Personal protective equipment make wearers sick


Personal protective equipment (PPE) required in operating rooms and intensive care units can make wearers sick, a small study confirms.

The findings help explain reports by clinicians of difficulty breathing, headache, and mental impairment while wearing the full protective suit that includes high quality mask, face shield and gloves, researchers said.
Among the eight surgeons who volunteered for the study, PPE impaired breathing, resulting in high blood levels of carbon dioxide and low levels of oxygen.
“Air re-breathed within the PPE mask after two hours was found to contain almost 8% carbon dioxide – 260-fold more than atmospheric levels (0.03%),” said Dr. Wyn Lewis of University Hospital of Wales in Cardiff.

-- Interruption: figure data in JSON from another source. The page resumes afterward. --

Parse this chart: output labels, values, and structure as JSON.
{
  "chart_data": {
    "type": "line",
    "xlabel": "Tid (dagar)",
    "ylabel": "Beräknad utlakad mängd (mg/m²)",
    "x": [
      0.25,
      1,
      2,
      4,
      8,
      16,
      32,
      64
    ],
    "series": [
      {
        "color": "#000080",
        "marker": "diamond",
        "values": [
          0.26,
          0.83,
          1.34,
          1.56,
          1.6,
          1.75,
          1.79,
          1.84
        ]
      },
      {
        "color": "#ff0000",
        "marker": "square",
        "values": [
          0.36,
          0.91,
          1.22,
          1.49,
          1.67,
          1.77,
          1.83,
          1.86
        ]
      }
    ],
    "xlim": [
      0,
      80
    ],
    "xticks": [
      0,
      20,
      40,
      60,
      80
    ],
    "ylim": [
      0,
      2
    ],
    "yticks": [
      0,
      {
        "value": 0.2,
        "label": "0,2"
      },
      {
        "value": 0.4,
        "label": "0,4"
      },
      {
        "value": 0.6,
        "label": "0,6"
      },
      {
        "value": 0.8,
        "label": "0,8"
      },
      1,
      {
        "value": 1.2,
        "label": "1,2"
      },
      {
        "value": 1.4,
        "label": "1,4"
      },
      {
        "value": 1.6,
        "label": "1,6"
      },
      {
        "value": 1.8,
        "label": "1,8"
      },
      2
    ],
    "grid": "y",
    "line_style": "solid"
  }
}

The changes were significantly greater than those seen with standard operating room garments, his team reported on Saturday in the British Journal of Surgery, and can cause fluctuations in brain blood flow, shortness of breath, sweating, dizziness, nausea, mental impairment, fatigue, and headache.
Three of the surgeons experienced headaches related to altered blood flow in a major brain artery. “These findings were observed in young, fit, doctors, posing the question of what might emerge in mature professionals with co-existing medical issues, or anyone working beyond this study’s two-hour limit,” Lewis said.